Даже теперь, когда Энтони и Хлоя покинули дом, Кэрол продолжала любить его, своих друзей и теплый калифорнийский климат. Сырые серые парижские зимы перестали ей нравиться, хотя она по-прежнему считала этот город одним из самых красивых в мире. Кроме того, когда-то она уже жила в Париже. Нет, никуда она переезжать не будет!
Она так и сказала Стиви, и вскоре после этого обе женщины заснули, успокоенные тем, что ничто в их жизнях не изменится. Будущее представлялось им именно таким, каким они желали его видеть, — ясным, определенным, избавленным от разного рода переживаний и сюрпризов.
Когда на следующее утро Кэрол проснулась, Стиви уже встала, оделась и куда-то ушла. Сиделки тоже не было, и спросить, куда отправилась ее подруга, Кэрол было не у кого. Ее одиночество, впрочем, продолжалось недолго. Не успела она умыться и привести себя в порядок, как в палату вошли сиделка, которая принесла поднос с завтраком, и врач-невропатолог. Остановившись у кровати Кэрол, врач приветливо улыбнулась. Весь медперсонал отделения считал Кэрол главной пациенткой, и не потому, что она была знаменита, а потому, что поправлялась она гораздо быстрее, чем прогнозировали специалисты. Врач так и сказала Стиви, которая появилась в палате минуту спустя, и та кивнула в знак согласия. Стиви совершенно искренне гордилась успехами, которые сделала Кэрол за последнее время, ей и в голову не приходило, что в этом есть и ее заслуга.

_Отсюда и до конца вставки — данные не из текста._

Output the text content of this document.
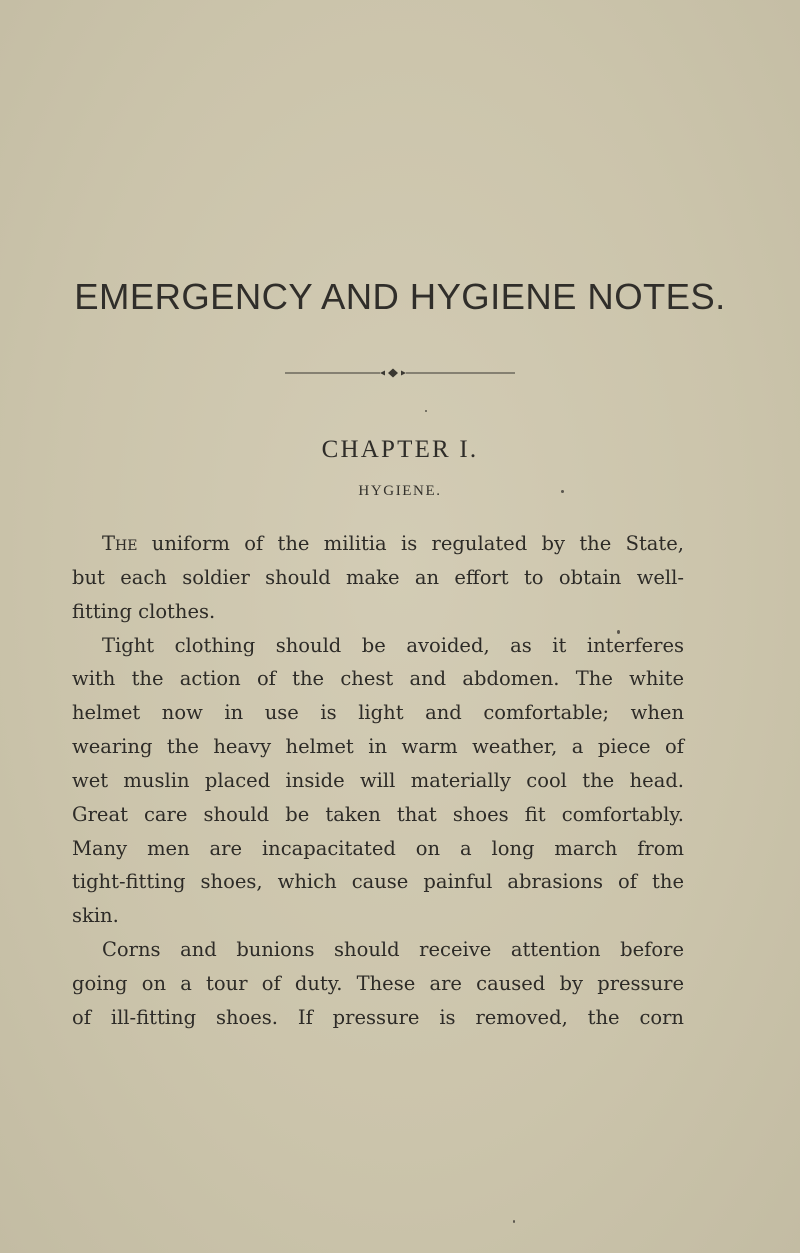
EMERGENCY AND HYGIENE NOTES.
CHAPTER I.
HYGIENE.
The uniform of the militia is regulated by the State,
but each soldier should make an effort to obtain well-
fitting clothes.
Tight clothing should be avoided, as it interferes
with the action of the chest and abdomen. The white
helmet now in use is light and comfortable; when
wearing the heavy helmet in warm weather, a piece of
wet muslin placed inside will materially cool the head.
Great care should be taken that shoes fit comfortably.
Many men are incapacitated on a long march from
tight-fitting shoes, which cause painful abrasions of the
skin.
Corns and bunions should receive attention before
going on a tour of duty. These are caused by pressure
of ill-fitting shoes. If pressure is removed, the corn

Сама Кэрол, однако, считала, что до полного выздоровления ей еще далеко. Отвечая на вопрос врача, она принялась перечислять вещи, которые ей до сих пор не удалось вспомнить.
— Я забыла свой адрес и номер телефона, — сказала Кэрол. — Еще я забыла, как выглядит снаружи мой дом. Кухню, кабинет, спальню и сад я помню, а вот сам дом мне никак не удается себе представить; я знаю только, что он довольно большой. Еще у меня наверняка была экономка, но как ее звали, я тоже забыла. Кроме того, я никак не могу вспомнить лицо отца, хотя его голос я слышу словно наяву. В Лос-Анджелесе у меня было много друзей и знакомых, но сейчас я бы вряд ли их узнала. А еще я мало что помню о двух своих замужествах, особенно о последнем… — Это был очень длинный список, и врач, слушая его, невольно улыбнулась.
— Ну, насчет замужества еще неизвестно, что лучше — помнить или не помнить. Я, например, предпочла бы забыть оба своих брака. Это был сущий кошмар, — пошутила она, и Кэрол улыбнулась. — Вот что я скажу вам, — продолжала врач уже серьезным тоном. — В вашем положении самое главное — терпение. Прежде чем ваша память полностью восстановится, может пройти и несколько месяцев, и несколько лет. Что-то, вероятно, вы не сможете вспомнить никогда, но это будут, скорее всего, какие-то мелочи, которые порой забывают и совершенно здоровые люди. Попросите друзей побольше рассказывать вам о вашем прошлом, смотрите старые фотографии, перечитывайте письма — это поможет подстегнуть вашу память. Ваши дети тоже смогут вам кое-что, рассказать. После взрыва и удара о стену в вашем мозге нарушилось кровоснабжение, и многие нейронные связи были повреждены. Теперь они восстановились, но мозг нужно снова заставить работать. Это как в кино: когда в проекторе рвется пленка, необходимо время, чтобы снова заправить ее в механизм, однако и после этого изображение некоторое время прыгает и дергается, а звук «плывет». Так будет и у вас, но, если вы станете свистеть и швыряться попкорном в экран, это ни к чему хорошему не приведет. Вам нужно набраться терпения, и постепенно все нормализуется. С другой стороны, чем больше вы будете нервничать, тем труднее и продолжительнее будет ваш путь к окончательному выздоровлению.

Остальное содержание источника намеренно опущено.